Этого Гаврила уже не мог перенести и ответил отстраненным, словно с кафедры, голосом:
– Дерзаю напомнить, сударь мой, температура в спальном помещении должна не в ущерб здоровью поддерживаться умеренной…
Никита проворчал что-то бранное, но спорить больше не стал, ополоснул лицо ледяной водой, поморщился брезгливо – гадость какая! Самодовольный вид камердинера раздражал его несказанно.
– Язык у тебя, Гаврила, после Германии стал какой-то… суконный, лакейский. Раньше ты вполне сносно по-русски изъяснялся.
Гаврила хмыкнул что-то в том смысле, что если и учиться где-то русскому языку, то именно у дворни, а никак не у разнаряженных господ, что знай по-французски лопочут или по-английски квакают. Никита отлично понял этот бессловесный протест.
– Раньше ты был эскулап, человек науки, людей лечил, а теперь помешался на этих лапидариях, – продолжал Никита. – Накопил денег мешок, вот и не знаешь, что с ними делать!

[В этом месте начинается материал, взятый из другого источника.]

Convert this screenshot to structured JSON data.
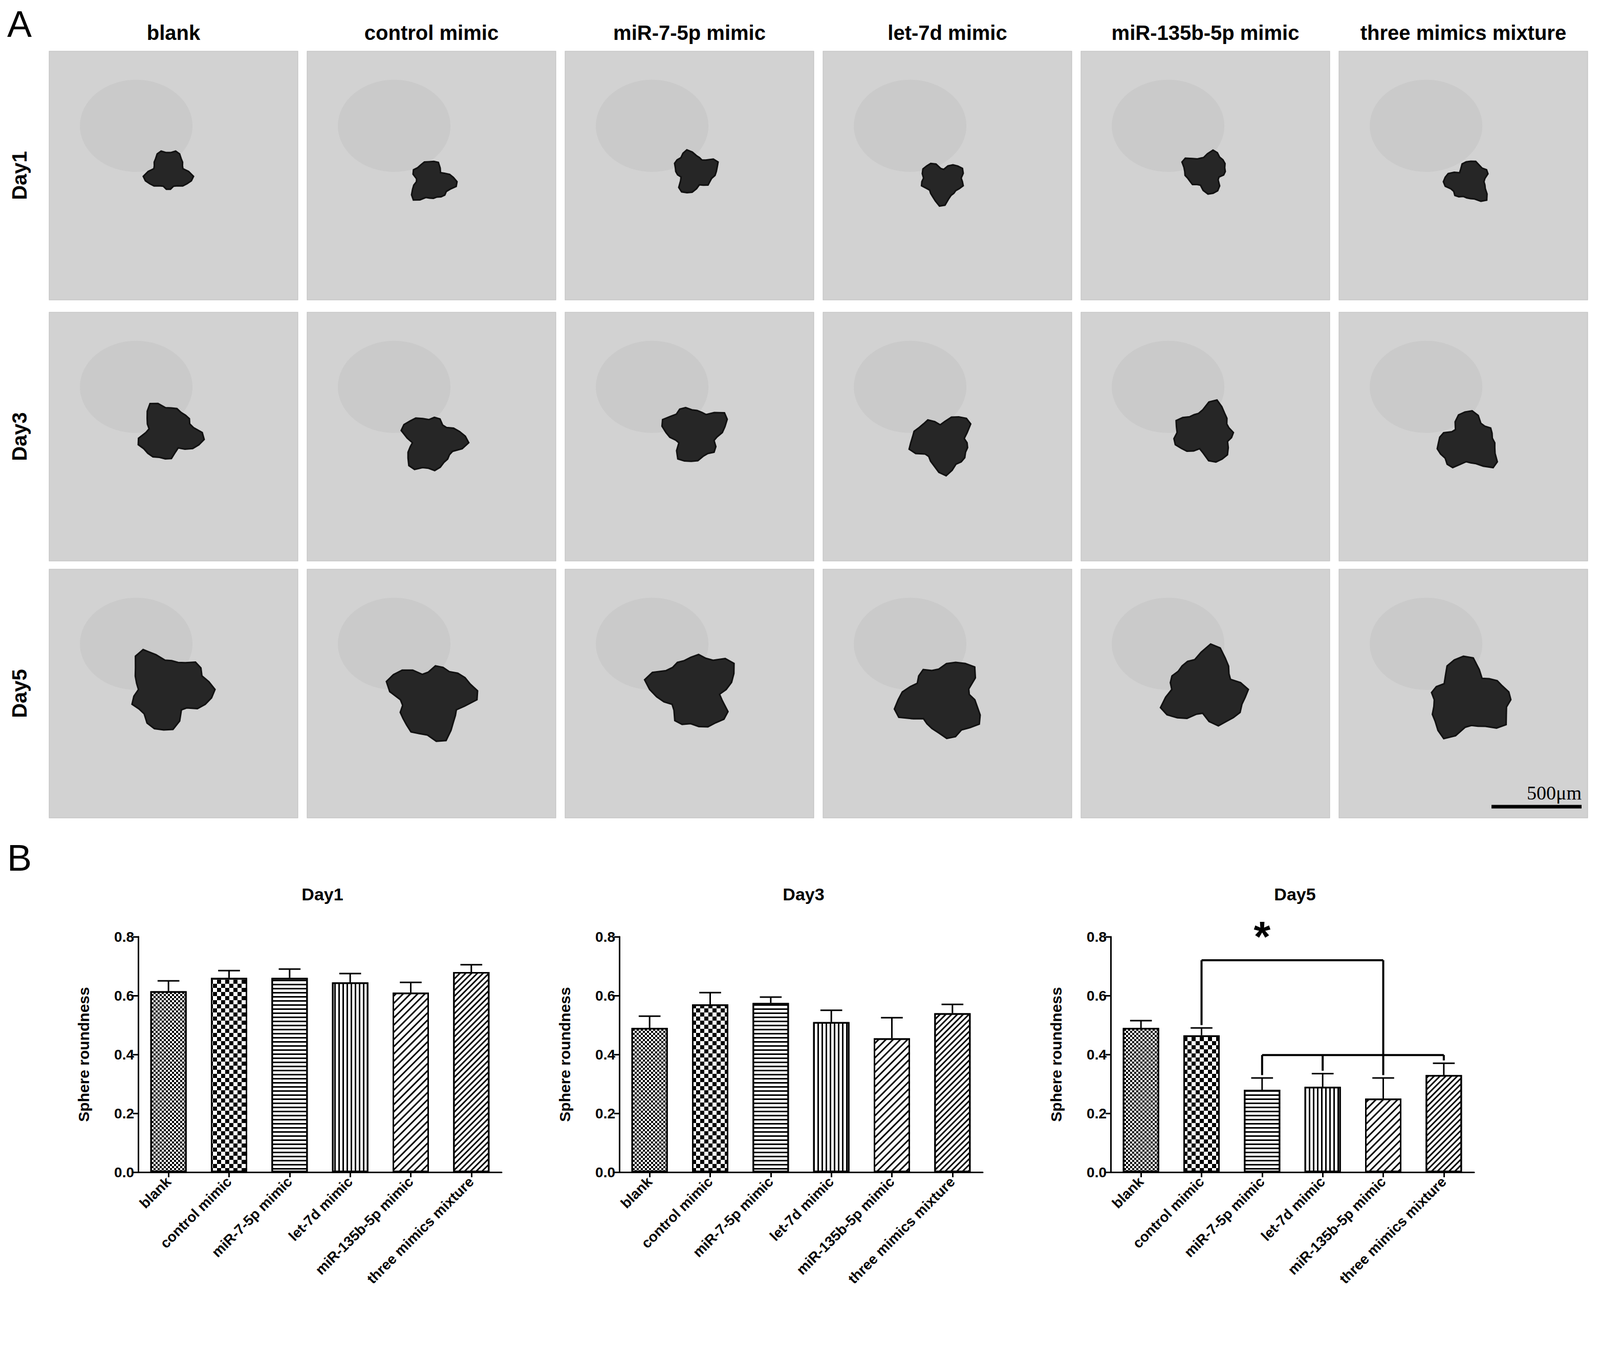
{
  "image_panel": {
    "letter": "A",
    "columns": [
      "blank",
      "control mimic",
      "miR-7-5p mimic",
      "let-7d mimic",
      "miR-135b-5p mimic",
      "three mimics mixture"
    ],
    "rows": [
      "Day1",
      "Day3",
      "Day5"
    ],
    "scale_bar": "500μm"
  },
  "chart_panel_letter": "B",
  "chart_data": [
    {
      "type": "bar",
      "title": "Day1",
      "categories": [
        "blank",
        "control mimic",
        "miR-7-5p mimic",
        "let-7d mimic",
        "miR-135b-5p mimic",
        "three mimics mixture"
      ],
      "values": [
        0.615,
        0.66,
        0.66,
        0.645,
        0.61,
        0.68
      ],
      "errors": [
        0.035,
        0.025,
        0.03,
        0.03,
        0.035,
        0.025
      ],
      "ylabel": "Sphere roundness",
      "ylim": [
        0,
        0.8
      ],
      "yticks": [
        {
          "value": 0,
          "label": "0.0"
        },
        0.2,
        0.4,
        0.6,
        0.8
      ],
      "grid": false
    },
    {
      "type": "bar",
      "title": "Day3",
      "categories": [
        "blank",
        "control mimic",
        "miR-7-5p mimic",
        "let-7d mimic",
        "miR-135b-5p mimic",
        "three mimics mixture"
      ],
      "values": [
        0.49,
        0.57,
        0.575,
        0.51,
        0.455,
        0.54
      ],
      "errors": [
        0.04,
        0.04,
        0.02,
        0.04,
        0.07,
        0.03
      ],
      "ylabel": "Sphere roundness",
      "ylim": [
        0,
        0.8
      ],
      "yticks": [
        {
          "value": 0,
          "label": "0.0"
        },
        0.2,
        0.4,
        0.6,
        0.8
      ],
      "grid": false
    },
    {
      "type": "bar",
      "title": "Day5",
      "categories": [
        "blank",
        "control mimic",
        "miR-7-5p mimic",
        "let-7d mimic",
        "miR-135b-5p mimic",
        "three mimics mixture"
      ],
      "values": [
        0.49,
        0.465,
        0.28,
        0.29,
        0.25,
        0.33
      ],
      "errors": [
        0.025,
        0.025,
        0.04,
        0.045,
        0.07,
        0.04
      ],
      "ylabel": "Sphere roundness",
      "ylim": [
        0,
        0.8
      ],
      "yticks": [
        {
          "value": 0,
          "label": "0.0"
        },
        0.2,
        0.4,
        0.6,
        0.8
      ],
      "grid": false,
      "annotations": [
        {
          "text": "*",
          "from": "control mimic",
          "to": [
            "miR-7-5p mimic",
            "let-7d mimic",
            "miR-135b-5p mimic",
            "three mimics mixture"
          ]
        }
      ]
    }
  ]
}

– Да можно ли мне такие обвинения строить, Никита Григорьевич? Грех это… Драгоценные камни врачуют не только тело, но и душу, а от хвори врачуют лучше всяких трав.
– Что ж ты Луку своими камнями не пользуешь? Боишься, что прикарманит? Не жаль старика?
Речь шла о старом дворецком, который серьезно занемог и уже более года лежал в маленькой комнатенке при кухне.
– Не примите за противное, но болезнь Луки называется старость, а оное неизлечимо.
– Тьфу на тебя! – вконец обозлился Никита. – Полотенце давай! Кофе… чтоб много и горячий! Есть ничего не буду. И никаких слов о вреде и пользе нашему замечательному здоровью!
Гаврила все-таки уговорил барина пообедать – не так чтобы плотно, но чтоб и желудок через час от голода не сводило. Когда Никита вышел из-за стола, посыльный принес записку от Саши, в коей тот просил друга приехать в дом на Малой Морской.
Никита приказал немедленно закладывать лошадей. Здесь уж он и сапоги разрешил надеть, и камзол на нем Гаврила собственноручно застегнул, если очень торопишься, можно и рабский труд использовать. Когда Гаврила с несколько обиженным видом прошелся щеткой по барскому кафтану, Никита сказал примирительно и ласково:
– Ну, не сердись.
– Да кто ж мы такие? Да имеем ли мы право сердиться? – вскинулся было Гаврила, но тут же сбавил тон – вид у Никиты был какой-то странный: не то расстроенный, не то испуганный. – Не случилось ли чего, Никита Григорьевич?
– Вчера во дворце человека убили.
– Кто? – потрясенно выдохнул Гаврила.
– В том-то и дело, что тайно. Нож в грудь – и все дела. Ты меня знаешь, я сам умею шпагой помахать. Но ведь это так, защита… А этот покойник, Гольденберг… Знаешь, я ему паспорт оформлял. И такое чувство дурацкое, словно я за него в ответе. Приехал человек в Россию по торговым делам, ни о чем таком не думал, и вдруг… Паскудно это – вот так распоряжаться чужой жизнью! Неужели она ничего не стоит в руках убийцы?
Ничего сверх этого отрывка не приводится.